VITA-Group / Diffusion4D

"Diffusion4D: Fast Spatial-temporal Consistent 4D Generation via Video Diffusion Models", Hanwen Liang*, Yuyang Yin*, Dejia Xu, Hanxue Liang, Zhangyang Wang, Konstantinos N. Plataniotis, Yao Zhao, Yunchao Wei
https://vita-group.github.io/Diffusion4D/
232 stars 3 forks source link

Questions on curated high-quality subsets and their captions #11

Closed 1Konny closed 2 months ago

1Konny commented 2 months ago

Hi! Thanks for your great work and contribution! Your provided list and metadata from Objaverse-XL are indeed helpful and I'm confident that you're saving a lot of researchers trying to do some projects using Objaverse-XL!

I have two questions regarding the curated high-quality subsets and their corresponding captions.

In the paper, it is mentioned that 54K high-quality animated assets are finally chosen for training the models. Where can I get the list of the curated objects? It seems to me like meta_xl_animation_tot.csv and meta_xl_tot.csv are the lists of all animated objects from objaverse-xl and all successfully rendered objects from objaverse-xl's github subset. Also, I find this (https://github.com/VITA-Group/Diffusion4D/blob/main/rendering/src/ObjV1_curated.txt) is the curated object list from objaverse, consisting of 11K objects.

Also, it is stated that captions from Cap3D are used for training. However, I find that the uids from Cap3D are 32-length long and the 64-length long SHA256 strings you provided in csv files do not match. Can you guide me a good way to get the right captions for your curated lists?

Thanks!

(This is a duplicate post from https://huggingface.co/datasets/hw-liang/Diffusion4D/discussions/13)

hw-liang commented 2 months ago

Hi, thank you very much for your interest and your recognition of our work.

Your understanding of the meta_xl_animation_tot.csv and meta_xl_tot.csv is correct.

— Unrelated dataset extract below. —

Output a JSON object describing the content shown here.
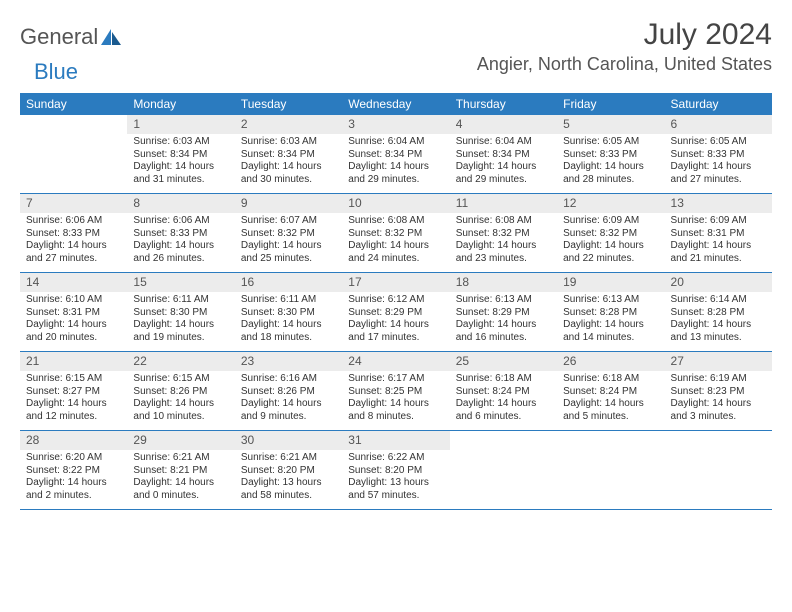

They are the ids of all the successfully rendered assets from obj-xl dataset. The curated v1 is saved at (rendering/src/ObjV1_curated.txt) and https://huggingface.co/datasets/hw-liang/Diffusion4D/tree/main/objaverse1.0_curated. The curated xl can be found at https://huggingface.co/datasets/hw-liang/Diffusion4D/tree/main/objaverseXL_curated. We also do not find the id correspondence of obj-xl dataset in Cap3D. Thus for text-to-4D, we used assets in obj-v1 and their captions in Cap3D in training.

1Konny commented 2 months ago

Thank you very much for the clarification!